天井クレーンに搭載されている**「過負荷防止装置(オーバーロードリミッター)」は、クレーンの安全性を守る上で最も重要な装置の一つです。これは、クレーンが定格荷重(安全に吊り上げられる最大荷重)**を超過した荷物を吊り上げようとした際に、自動的に巻上げを停止させるための保安装置です。
この装置が正確に機能しなければ、クレーンは設計上の限界を超えた負荷にさらされ、構造の破壊や大事故、さらには人命に関わる重大な災害に直結します。
私たち有限会社甲新クレーンは、天井クレーンのスペシャリストとして、過負荷防止装置の仕組みと、その適切な点検・調整の重要性を解説します。
1. なぜ「過負荷」がクレーンにとって致命的なのか?
クレーンの構造体(ガーダー、トロリ、走行フレームなど)は、定められた定格荷重に耐えるように設計・製造されています。過負荷状態が発生すると、以下のような深刻な危険が生じます。

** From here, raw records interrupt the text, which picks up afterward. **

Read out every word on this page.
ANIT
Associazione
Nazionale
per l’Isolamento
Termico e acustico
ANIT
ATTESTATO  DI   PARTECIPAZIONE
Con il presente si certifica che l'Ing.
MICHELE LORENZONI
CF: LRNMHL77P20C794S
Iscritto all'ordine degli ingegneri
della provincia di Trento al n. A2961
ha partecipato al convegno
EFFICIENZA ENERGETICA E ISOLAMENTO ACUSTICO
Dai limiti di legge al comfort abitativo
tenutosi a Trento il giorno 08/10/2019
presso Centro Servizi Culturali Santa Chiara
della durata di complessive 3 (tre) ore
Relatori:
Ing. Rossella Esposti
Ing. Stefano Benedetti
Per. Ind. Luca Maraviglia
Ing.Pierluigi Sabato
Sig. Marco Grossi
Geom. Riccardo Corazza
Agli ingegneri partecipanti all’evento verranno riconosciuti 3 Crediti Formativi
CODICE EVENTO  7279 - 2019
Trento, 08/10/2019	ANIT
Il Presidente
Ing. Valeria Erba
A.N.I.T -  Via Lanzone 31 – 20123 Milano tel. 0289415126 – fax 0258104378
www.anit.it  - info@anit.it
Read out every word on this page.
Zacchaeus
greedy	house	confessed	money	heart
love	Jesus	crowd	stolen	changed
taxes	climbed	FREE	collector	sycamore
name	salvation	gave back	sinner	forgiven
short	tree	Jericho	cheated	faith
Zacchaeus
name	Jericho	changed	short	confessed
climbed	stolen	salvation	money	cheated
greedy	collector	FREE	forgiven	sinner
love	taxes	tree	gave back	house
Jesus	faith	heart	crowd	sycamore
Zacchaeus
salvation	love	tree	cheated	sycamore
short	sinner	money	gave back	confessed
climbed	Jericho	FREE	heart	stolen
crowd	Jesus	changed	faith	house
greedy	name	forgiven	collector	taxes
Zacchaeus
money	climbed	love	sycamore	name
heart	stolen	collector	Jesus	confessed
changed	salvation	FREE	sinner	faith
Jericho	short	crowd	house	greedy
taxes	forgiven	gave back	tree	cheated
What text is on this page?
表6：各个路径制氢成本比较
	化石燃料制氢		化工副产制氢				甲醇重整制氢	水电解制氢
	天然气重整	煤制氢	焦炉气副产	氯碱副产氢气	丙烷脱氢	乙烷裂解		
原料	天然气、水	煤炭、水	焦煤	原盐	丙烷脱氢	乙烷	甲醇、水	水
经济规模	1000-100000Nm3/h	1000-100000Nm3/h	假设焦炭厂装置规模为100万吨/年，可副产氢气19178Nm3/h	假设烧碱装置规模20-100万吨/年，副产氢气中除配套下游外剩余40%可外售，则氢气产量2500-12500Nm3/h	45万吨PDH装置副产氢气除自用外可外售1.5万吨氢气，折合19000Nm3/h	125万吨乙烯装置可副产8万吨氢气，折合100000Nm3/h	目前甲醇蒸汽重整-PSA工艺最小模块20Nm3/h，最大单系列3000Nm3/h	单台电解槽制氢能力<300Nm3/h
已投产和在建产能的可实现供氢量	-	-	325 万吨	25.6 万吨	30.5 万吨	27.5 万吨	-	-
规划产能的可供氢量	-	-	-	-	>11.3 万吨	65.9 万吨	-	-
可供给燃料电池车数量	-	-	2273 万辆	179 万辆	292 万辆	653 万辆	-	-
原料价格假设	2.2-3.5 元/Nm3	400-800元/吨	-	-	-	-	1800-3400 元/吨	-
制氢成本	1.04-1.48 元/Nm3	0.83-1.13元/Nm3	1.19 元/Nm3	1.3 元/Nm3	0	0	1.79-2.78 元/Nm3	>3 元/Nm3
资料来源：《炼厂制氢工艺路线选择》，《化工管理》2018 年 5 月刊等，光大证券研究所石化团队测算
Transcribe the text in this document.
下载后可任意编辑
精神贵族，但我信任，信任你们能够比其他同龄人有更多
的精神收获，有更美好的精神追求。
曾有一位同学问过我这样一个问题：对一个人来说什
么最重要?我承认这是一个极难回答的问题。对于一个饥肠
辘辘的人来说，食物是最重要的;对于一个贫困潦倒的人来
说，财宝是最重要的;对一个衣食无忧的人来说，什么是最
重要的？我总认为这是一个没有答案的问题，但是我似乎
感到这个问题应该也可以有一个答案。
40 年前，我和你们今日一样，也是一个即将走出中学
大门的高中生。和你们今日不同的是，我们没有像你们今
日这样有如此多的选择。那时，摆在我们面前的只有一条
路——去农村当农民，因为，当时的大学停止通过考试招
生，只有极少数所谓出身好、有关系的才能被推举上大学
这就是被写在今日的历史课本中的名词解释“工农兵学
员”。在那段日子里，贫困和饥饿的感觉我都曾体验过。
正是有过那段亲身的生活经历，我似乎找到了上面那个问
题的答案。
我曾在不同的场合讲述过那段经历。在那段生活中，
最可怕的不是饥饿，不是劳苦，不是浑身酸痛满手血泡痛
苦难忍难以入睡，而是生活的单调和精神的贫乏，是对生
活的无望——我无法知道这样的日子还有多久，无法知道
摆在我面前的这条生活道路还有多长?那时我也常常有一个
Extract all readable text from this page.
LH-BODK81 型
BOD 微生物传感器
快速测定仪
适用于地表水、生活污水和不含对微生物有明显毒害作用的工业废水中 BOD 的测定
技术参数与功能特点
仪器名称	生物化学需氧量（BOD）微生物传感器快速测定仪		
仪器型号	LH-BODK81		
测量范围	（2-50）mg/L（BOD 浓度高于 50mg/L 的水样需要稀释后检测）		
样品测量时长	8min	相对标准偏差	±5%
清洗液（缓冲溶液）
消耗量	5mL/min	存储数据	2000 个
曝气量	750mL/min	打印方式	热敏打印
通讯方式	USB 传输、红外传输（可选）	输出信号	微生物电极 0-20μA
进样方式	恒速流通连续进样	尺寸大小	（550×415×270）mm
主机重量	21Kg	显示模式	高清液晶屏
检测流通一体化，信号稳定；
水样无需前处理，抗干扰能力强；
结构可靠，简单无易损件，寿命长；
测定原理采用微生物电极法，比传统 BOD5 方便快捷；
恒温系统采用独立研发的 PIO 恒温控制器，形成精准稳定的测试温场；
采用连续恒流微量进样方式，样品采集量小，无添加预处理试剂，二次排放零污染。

- 構造体の変形・座屈: 設計強度を超えた力が加わることで、金属疲労が一気に進行し、ガーダーがたわんだり、柱状の部材が曲がったり(座屈)します。一度変形したクレーンは、修理しても元の強度には戻らないことが多く、使用を継続できなくなる可能性があります。
- ブレーキの機能不全: 過負荷状態では、巻上げ用モーターのブレーキにも設計以上の制動力が求められます。ブレーキが耐えきれずに滑ったり、焼き付いたりすることで、荷物を保持できなくなり落下するリスクが高まります。
- ワイヤーロープの破断: 荷重が過大になることで、ワイヤーロープにかかる張力が許容限界を超え、瞬時に破断し、荷物が制御不能な状態で落下します。
2. 過負荷防止装置の仕組みと種類
過負荷防止装置は、クレーンの荷重を感知する仕組みにより、主に以下の種類があります。
- ロードセル方式(電気式): ワイヤーロープや軸受にかかる張力や荷重を、ロードセルというセンサーで電気信号に変換し、正確に測定する方式です。最も精度が高く、最新のクレーンに広く採用されています。
- 荷重スイッチ方式(機械式): 主にホイスト(巻上げ機)に内蔵されており、ワイヤーロープの張力が一定以上になると、機械的なバネや接点が作動して電源を遮断する方式です。
装置の種類にかかわらず、その役割は**「定格荷重の110%以下の設定値で巻上げを停止させること」**です。
3. 法定点検における「過負荷試験」の重要性
過負荷防止装置は、その性質上、日常的に作動させる機会が少ないため、定期的な試験による動作確認が必須です。
- 点検時期: クレーン落成検査時および年次の定期自主検査時
- 試験内容: クレーンに定格荷重を超える荷重(一般的に定格荷重の1.1倍〜1.25倍)を故意に吊り上げさせ、装置が正常に巻上げを停止させるかを確認します。
- 調整: 停止設定値に誤差が生じていた場合、ロードセルやリミットスイッチの設定を正確に再調整します。
過負荷防止装置の正確な作動は、クレーンの使用上の安全を保証する「最後の砦」です。定期的な点検と調整を確実に実施し、クレーンを常に安全な状態に保つことが、事業者の重要な責務となります。